本稿では、魂の宿った生命感をカタチにするという「魂動(KODO)デザイン」を生み出した同社デザイン部門のトップ、前田育男氏の著書『デザインが日本を変える 日本人の美意識を取り戻す』(光文社)を取り上げたい。
■デザイナーがつくるのは「カタチ」だけではない
マツダという会社は、巨大な自動車産業の中では“一地方の小さな自動車会社”という位置付けにあたるのだという。2009年に経営危機に陥り、米フォード社の傘下から外れた同社。フォード社側から派遣された前デザイン部門トップが退任し、久しぶりの日本人トップに就いたのが著者である。
就任当初は周囲やチームの理解が得られず、心理的にどん底まで叩き落とされたという著者。理想として掲げるコンセプトを、デザインチームの各員に理解してもらい、カタチに落とし込んでいくためには「人に何かを伝えるための、明確な“言葉”も重要だ」という結論にたどり着く。
「体現化する一言があることでカタチは一層明確な像を結び、相手に伝わりやすくなる。つまり大事なのは、カタチと言葉――まるで車の両輪のように2つが並び揃ってこそ初めて相手を動かす力が生まれるのだと私は固く信じている」(本書45~46頁)
「私はデザインにおいてフォルム自体が一番重要だと思っている。デザインである以上、何はなくとも視覚勝負だ。しかし視覚を補完するための言葉というのも無視できない存在だ」(47~48頁)
■プロならではのものづくりを目指す。市場調査を思い切って廃止
以前マツダは多くのメーカーと同様、新しい車をデザインする前に、一般ユーザーを集めていくつかのプロトタイプを見せ、「この部分が嫌い」「こんなふうに変わったら買いたくなる」といった意見をヒアリングして商品に反映させる「市場調査」を行っていたが、著者はこれを思い切って廃止したという。
「数年後に発売されるモデルに何が求められるのか、はたして一般のユーザーにわかるのだろうか。そもそもユーザーの言う通りにデザインや中身を変更するということは、メーカー側の意志やポリシーはゼロということにならないか。そんな受動的な姿勢でいる限り、マツダ独自のブランド価値はいつまで経っても確立できないと思っていた」(本書75~76頁)

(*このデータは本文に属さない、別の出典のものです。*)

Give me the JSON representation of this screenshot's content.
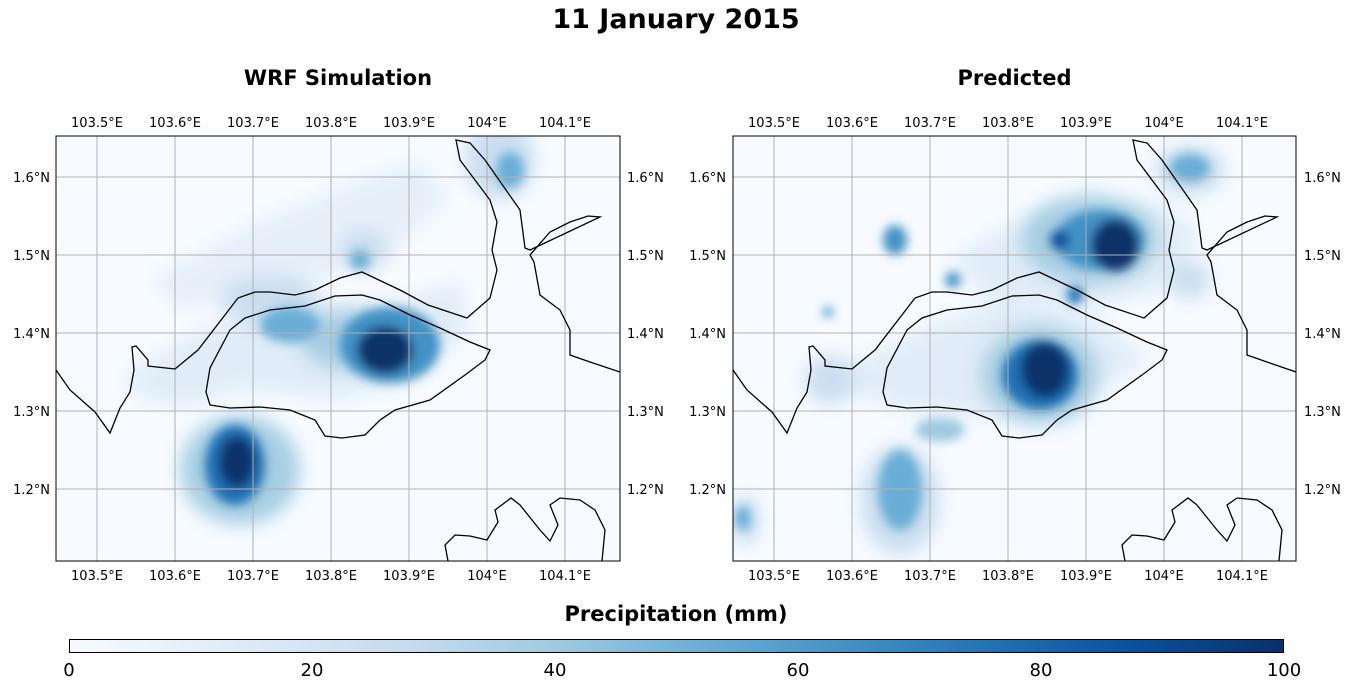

ユーザーの立場で読んでいた私もこの観点には思わず膝を打った。「意見を聞いて反映してくれる」というのは、顧客は「大切にされている」と感じるかもしれないが、メーカーとしては“守りの姿勢”なのかもしれない。プロフェッショナル視点で新しい価値を創造し、クルマをもっとおもしろく進化させていくためには、市場調査の廃止などといった大胆な攻めの姿勢も必要なのではないかと気づかされる。著者のチームやマツダというメーカーは、ユーザーが自ずと共感したくなるような新しいデザイン、さらにはブランド価値を創り上げてきた。
このほかにも本書には、著者が語る「魂動」デザインの裏事情や、デザイナーとして提案する言葉論、また、組織論やものづくり論など、デザイナーやメーカーで働くことに興味を持っている人のみならず、すべての「働く人」が好奇心を持って吸収したくなるような情報が詰まっている。
また、日常生活に欠かせないクルマが完成するまでの背後にある世界を知る書籍としても大変読み応えがある。便利な生活ツールにとどまらず、私たちの日常にワクワクをもたらしてくれるクルマというものの素晴らしさも再認識できるのだ。